今までの問題児であったダイヤキングとは異なり違った方向に暴走を始めるリーンだが、当然この会話はスペードキングからダイヤキングに転送されており、幾度となく繰り広げられているカードの会議が開催される。
「成程。リーン様は我が主と共に汗を流したい・・・と、そう仰っているが、我が主はそれを拒んでいるように見える。フム。しかし、我らが知る情報では幼い頃には共に入られていたと記憶しているが、直近では我が主がご自宅を出られてそのような機会は失われていた」
「ダイヤキング。恐らく我が主は本心ではリーン様と共に在りたいと思っている事は間違いない。常に家族を気遣われるお方だからな。久しぶり過ぎて少々恥ずかしさと言う感情が表に出てしまっただけではなかろうか」
「ふ・・・む。ダイヤジャックの言う事、納得できるな。ならばどうするか。我らの事をロイ様が秘匿されている以上はリーン様が同行されているこの状況で日中の召喚は厳しいが、事前準備をする必要があるのも事実。やむを得ない。
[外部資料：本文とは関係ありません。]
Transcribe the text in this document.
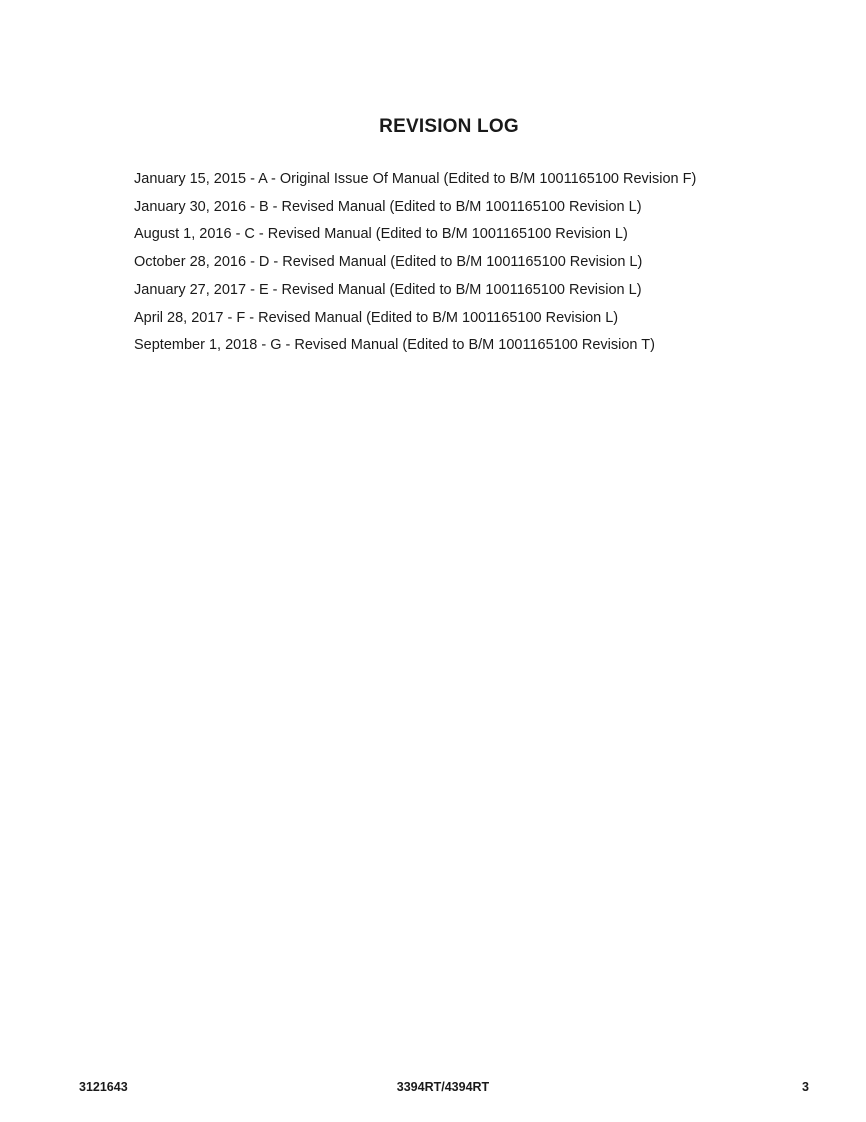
REVISION LOG
January 15, 2015 - A - Original Issue Of Manual (Edited to B/M 1001165100 Revision F)
January 30, 2016 - B - Revised Manual (Edited to B/M 1001165100 Revision L)
August 1, 2016 - C - Revised Manual (Edited to B/M 1001165100 Revision L)
October 28, 2016 - D - Revised Manual (Edited to B/M 1001165100 Revision L)
January 27, 2017 - E - Revised Manual (Edited to B/M 1001165100 Revision L)
April 28, 2017 - F - Revised Manual (Edited to B/M 1001165100 Revision L)
September 1, 2018 - G - Revised Manual (Edited to B/M 1001165100 Revision T)
3121643	3394RT/4394RT	3
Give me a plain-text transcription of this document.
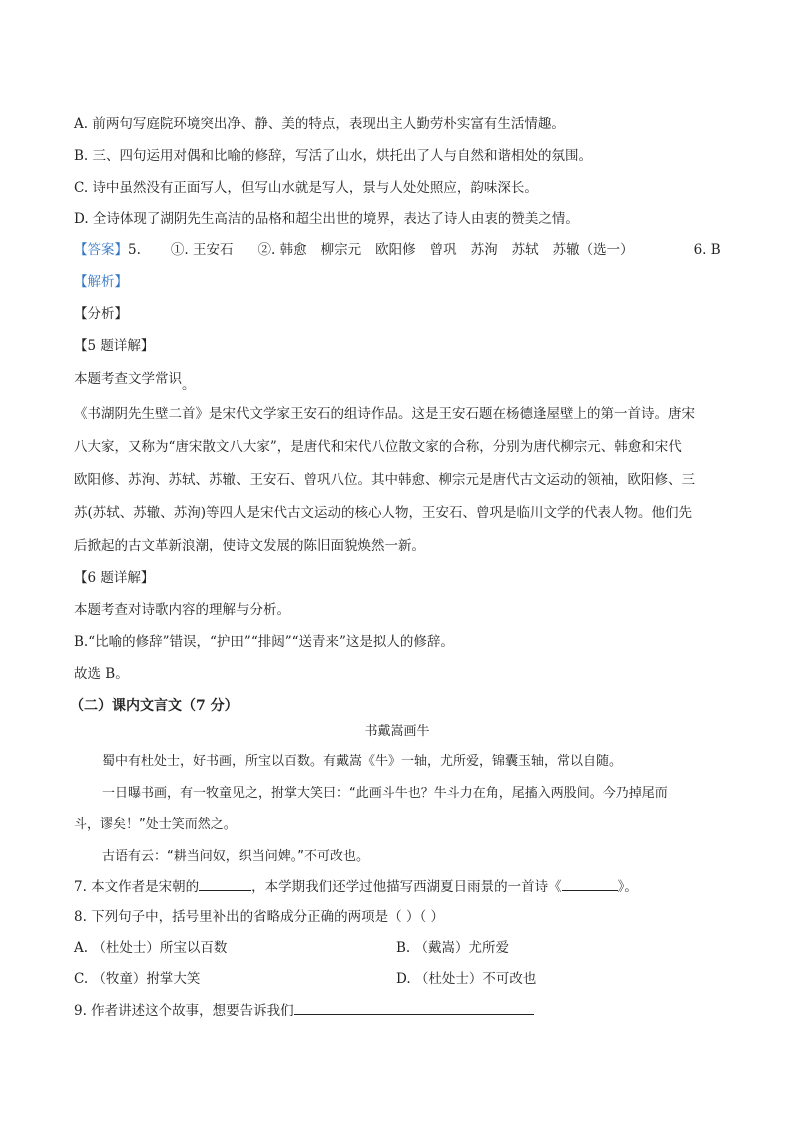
A. 前两句写庭院环境突出净、静、美的特点，表现出主人勤劳朴实富有生活情趣。
B. 三、四句运用对偶和比喻的修辞，写活了山水，烘托出了人与自然和谐相处的氛围。
C. 诗中虽然没有正面写人，但写山水就是写人，景与人处处照应，韵味深长。
D. 全诗体现了湖阴先生高洁的品格和超尘出世的境界，表达了诗人由衷的赞美之情。
【答案】5. ①. 王安石 ②. 韩愈 柳宗元 欧阳修 曾巩 苏洵 苏轼 苏辙（选一）	6. B
【解析】
【分析】
【5 题详解】
本题考查文学常识。
《书湖阴先生壁二首》是宋代文学家王安石的组诗作品。这是王安石题在杨德逢屋壁上的第一首诗。唐宋
八大家，又称为“唐宋散文八大家”，是唐代和宋代八位散文家的合称，分别为唐代柳宗元、韩愈和宋代
欧阳修、苏洵、苏轼、苏辙、王安石、曾巩八位。其中韩愈、柳宗元是唐代古文运动的领袖，欧阳修、三
苏(苏轼、苏辙、苏洵)等四人是宋代古文运动的核心人物，王安石、曾巩是临川文学的代表人物。他们先
后掀起的古文革新浪潮，使诗文发展的陈旧面貌焕然一新。
【6 题详解】
本题考查对诗歌内容的理解与分析。
B.“比喻的修辞”错误，“护田”“排闼”“送青来”这是拟人的修辞。
故选 B。
（二）课内文言文（7 分）
书戴嵩画牛
蜀中有杜处士，好书画，所宝以百数。有戴嵩《牛》一轴，尤所爱，锦囊玉轴，常以自随。
一日曝书画，有一牧童见之，拊掌大笑曰：“此画斗牛也？牛斗力在角，尾搐入两股间。今乃掉尾而
斗，谬矣！”处士笑而然之。
古语有云：“耕当问奴，织当问婢。”不可改也。
7. 本文作者是宋朝的	，本学期我们还学过他描写西湖夏日雨景的一首诗《	》。
8. 下列句子中，括号里补出的省略成分正确的两项是（ ）（ ）
A. （杜处士）所宝以百数	B. （戴嵩）尤所爱
C. （牧童）拊掌大笑	D. （杜处士）不可改也
9. 作者讲述这个故事，想要告诉我们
ここは我らの総意にて作戦を実行し、事後報告で許容いただく他あるまい」
勝手に妄想し勝手に結論を出すのもいつもの事で、カード部隊の中でも特殊な存在が勝手に顕現して作戦を実行する事になる。
「頼んだぞ、ジョーカー!」
「ロイ様の為ならば、我に任せてもらいましょう!」
通常のカードとは異なる存在であり仲間であってもその存在自体が朧気で性別すら不詳なのだが、ロイを慕いロイに忠誠を誓っている所は変わらないこのジョーカーは二枚存在し、この二体だけがロイの意志を介在せずに自由に顕現する事が可能になっており、全ての能力を非常に高いレベルで使いこなせる奥の手とも言える。
今の今迄勝手に顕現するような事は一度としてなかった事から、ロイとしても特にその辺りに対して制限をかけるような命令はしていなかった。
勿論ジョーカーも勝手に顕現などするような事は無いのだが今回はロイと姉であるリーンの久しぶりの再会であり、親睦を深めるために一肌脱ぐべき状況だとダイヤキングの煽りもあって決断した。
二体のジョーカーがロイに気づかれないまま、当然リーンにも気配すら察知されずに顕現すると、さっさとこの場を後にして進行方向の先にある町に向かい、リーンの一言が原因で僅か数時間で局部的ではあるが大きく町が大きく変革する事になった。